Bodhisattva, How’s Your Energy Demand?
In one sense, it already has. Over the past several years, Chinese domestic energy demand has been increasingly connected to two factors. The first is the accelerating acquisitiveness of an expanding middle class. The number of personal vehicles now clogging Beijing, Shanghai, Guangzhou, Nanjing, and other first-tier population centers, combined with an even faster acceleration in car ownership among those living in second and third-tier provincial centers, is one clear signal that the middle class has arrived. Increasing demand for electricity is certainly another
But the second overarching consideration may be more important. Energy demand is fundamental in the ongoing national construction craze. In this category, some of the construction (highways, power plants, transport centers, airports, railway terminals, and the like) directly results from more people in a country of 1.4 billion and counting having the wherewithal to travel and consume.
A greater component, however, is located in the energy demand resulting from the building of entire new cities, whole districts designed to allow existing urban areas to expand, and massive industrial plants that will never reach anywhere close to designed usage.
China leads the world in steel and aluminum production. Yet less of that is genuinely needed. It has the largest forges and most extensive metal working found anywhere. But much of that capacity is effectively mothballed.
The number of new apartment and condo complexes dwarfs anything found elsewhere. However, what had been portrayed as necessary to move rural populations into central locations to serve expanding factory production is now essentially over. The ever-expanding market of new housing is not intended for such internal migrants.
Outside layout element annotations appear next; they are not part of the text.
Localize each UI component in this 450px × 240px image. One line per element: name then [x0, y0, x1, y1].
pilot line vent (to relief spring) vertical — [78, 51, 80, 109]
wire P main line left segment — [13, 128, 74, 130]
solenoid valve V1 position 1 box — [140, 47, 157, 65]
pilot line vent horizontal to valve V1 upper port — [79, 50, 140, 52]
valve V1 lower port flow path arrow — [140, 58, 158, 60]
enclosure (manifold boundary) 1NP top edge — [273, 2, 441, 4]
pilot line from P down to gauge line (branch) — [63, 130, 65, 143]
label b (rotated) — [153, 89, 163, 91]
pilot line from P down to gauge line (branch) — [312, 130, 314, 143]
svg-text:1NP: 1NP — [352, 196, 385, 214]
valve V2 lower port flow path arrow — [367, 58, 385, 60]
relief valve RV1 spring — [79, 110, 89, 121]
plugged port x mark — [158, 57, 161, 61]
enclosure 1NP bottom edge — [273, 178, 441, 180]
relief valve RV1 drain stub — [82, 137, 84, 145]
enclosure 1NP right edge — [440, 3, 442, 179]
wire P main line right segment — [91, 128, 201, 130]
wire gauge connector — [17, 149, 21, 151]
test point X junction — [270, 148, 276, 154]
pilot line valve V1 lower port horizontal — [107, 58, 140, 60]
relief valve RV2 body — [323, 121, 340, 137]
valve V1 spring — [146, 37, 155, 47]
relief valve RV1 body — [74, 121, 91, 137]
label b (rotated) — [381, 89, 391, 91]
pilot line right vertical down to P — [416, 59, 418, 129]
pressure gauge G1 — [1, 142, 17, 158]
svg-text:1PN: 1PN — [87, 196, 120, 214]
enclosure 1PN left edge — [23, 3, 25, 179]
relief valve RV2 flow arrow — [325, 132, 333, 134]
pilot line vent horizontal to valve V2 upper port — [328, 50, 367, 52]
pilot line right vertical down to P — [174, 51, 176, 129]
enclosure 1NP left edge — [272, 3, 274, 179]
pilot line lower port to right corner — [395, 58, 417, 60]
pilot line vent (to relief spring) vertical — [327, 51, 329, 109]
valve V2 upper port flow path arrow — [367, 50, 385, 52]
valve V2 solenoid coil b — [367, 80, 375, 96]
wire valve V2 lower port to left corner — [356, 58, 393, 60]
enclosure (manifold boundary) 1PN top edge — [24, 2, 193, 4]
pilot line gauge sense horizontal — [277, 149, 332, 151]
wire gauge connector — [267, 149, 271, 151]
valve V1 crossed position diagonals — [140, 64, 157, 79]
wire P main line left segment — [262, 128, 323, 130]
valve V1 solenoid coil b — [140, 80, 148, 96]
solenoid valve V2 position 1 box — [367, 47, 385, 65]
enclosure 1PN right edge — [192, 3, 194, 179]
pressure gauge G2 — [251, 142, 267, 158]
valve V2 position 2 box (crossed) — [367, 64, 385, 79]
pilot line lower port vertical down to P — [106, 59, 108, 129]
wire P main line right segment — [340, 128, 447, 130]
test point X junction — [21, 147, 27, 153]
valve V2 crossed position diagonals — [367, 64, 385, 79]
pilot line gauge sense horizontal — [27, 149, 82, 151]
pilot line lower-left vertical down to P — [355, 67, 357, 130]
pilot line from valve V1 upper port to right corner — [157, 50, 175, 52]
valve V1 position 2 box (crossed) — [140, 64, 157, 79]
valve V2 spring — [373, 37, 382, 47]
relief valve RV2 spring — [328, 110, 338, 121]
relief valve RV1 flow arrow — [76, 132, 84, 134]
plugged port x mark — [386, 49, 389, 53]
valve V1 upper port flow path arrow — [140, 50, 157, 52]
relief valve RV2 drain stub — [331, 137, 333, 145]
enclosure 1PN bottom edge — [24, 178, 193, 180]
Few in that population could afford the rising costs anyway.
The Sparkle in Your Ghost Cities
So long as the value of residential units appreciate, they remain as domestic holders of asset value, and thereby attractive examples of paper wealth for many individual Chinese.
Meanwhile, the weight of empty new cities falls on the books of local governments who then rely on the shadow banking sector to offset the cost of the huge debt incurred in the construction of urban services, facilities, and support in the absence of residents.
Contemporary China has increasingly operated in ways that seem to violate basic economic principles. Its expansion seems less a result of normal market demand and more an essential tool used to soak up excess credit.
As the continuing need for more energy becomes dependent upon this curious physical development, one must ask how long the bubble can last.
To my amazement, the answer being offered by my Chinese colleagues is not what I had expected. While most recognize that the situation appears unsustainable by traditional analysis, they point out what is fundamentally different in this case.
As one put it succinctly during an email exchange: “There are important differences when it comes to China: the extent of the territory; the size of the population; and a central government committed to expansion.”
He then added this later: “Beijing will not allow the assets accumulated by the people to evaporate. The people, in turn, know that.”
I’ll leave with this final observation. Of all the Chinese energy expert contacts with whom I have discussed this issue, most having lived or studied in the West, none believes the rising mainland Chinese energy need will be slowing anytime soon.
Notwithstanding the unusual credit and expenditure environment in which it exists.